The best thing about Targets, though, is just how terrifyingly believable it is. This is real-world horror, the kind that happens when we don’t expect it. This is Charles Whitman in a clock tower or the massacre of Columbine or Virginia Tech. There’s no making sense of this kind of tragedy, only surviving through it, something that Targets makes plain. I’m glad I waited to see this until a moment when I needed a lift. I’m also very glad that I’ve had the opportunity to watch it.

Why to watch Targets: It manages to be terrifying without special effects or much of a budget.
Why not to watch: It might make you scared to leave your house.


  1. This film was a revelation about Karloff's acting. I never knew he had it in him, but, of course, it may have been easier to play a version of himself. It is funny how timely and ahead of its time Targets was. While our everyday crazy world had really not taken hold in 1968, it still touched on Vietnam.

    1. I love Karloff, mostly for his voice, but I won't pretend like I don't enjoy his work. But this one is pretty different.

      The story, though...I'm not sure this is a film that could have been released post-Columbine.

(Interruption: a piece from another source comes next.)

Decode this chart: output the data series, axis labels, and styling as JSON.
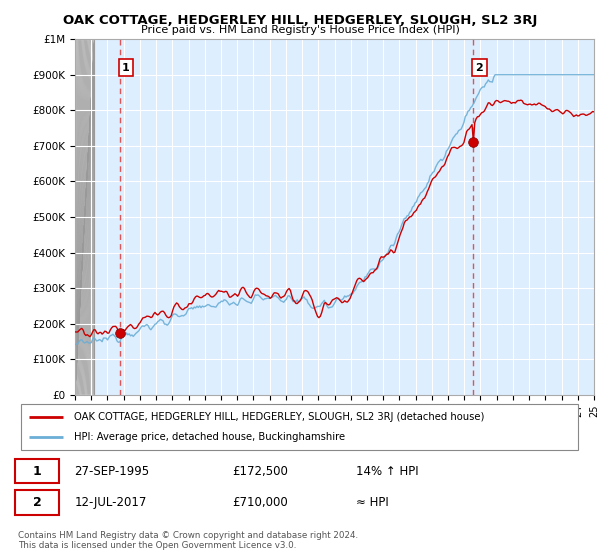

  2. I'm glad this lived up to the expectations for you. I liked it as well, although for me it was just another movie on the list I knew nothing about before seeing.

    When he climbed up on the refinery tank I knew this had to have been inspired by the shooter on the Texas college campus a few years before this was made. Back then this film would have been just as shocking as that story. Sadly, it has become almost commonplace nowadays.

    I don't know if you watched the extras on the DVD or not, but they talk about how Karloff had shot some film with Corman, but owed him a couple more days work. Corman loaned that debt to Bogdanovich, who struggled to figure out how to integrate the gothic horror footage into a movie when he only had Karloff for very limited time. He finally lit on the idea of a movie within a movie and a shooter showing up at the screening of it. Karloff liked it so much he worked past his owed time in order to finish the new story.

    1. Oh, and I love the Boomtown Rats reference.

    2. I did watch a couple of the extras--I liked the film enough to spend a little more time with it. It's a surprising film in a lot of ways--it's a much smarter script than I expected, and a smarter film in general. I really expected it to be a B-movie, and it is, but it's one of those B-movies that aspires to be something more.

      For the record, I'm a huge Boomtown Rats fan.

  3. I enjoyed this one as well. Surprisingly good, really, considering I had no expectations going in.

    It's interesting that this was made in 1968 and dealt with a Vietnam veteran.

    I'm looking forward to seeing this film again at some point.

    1. Honestly, I am, too. This is one I will happily watch again.

  4. It's interesting that Bogdanavich did so well with so little budget for this movie. That seems to be a running theme for several movies on the 1001 list, getting a lot for a little.

    1. When you consider that 20% of his budget went to Karloff, it's even more impressive.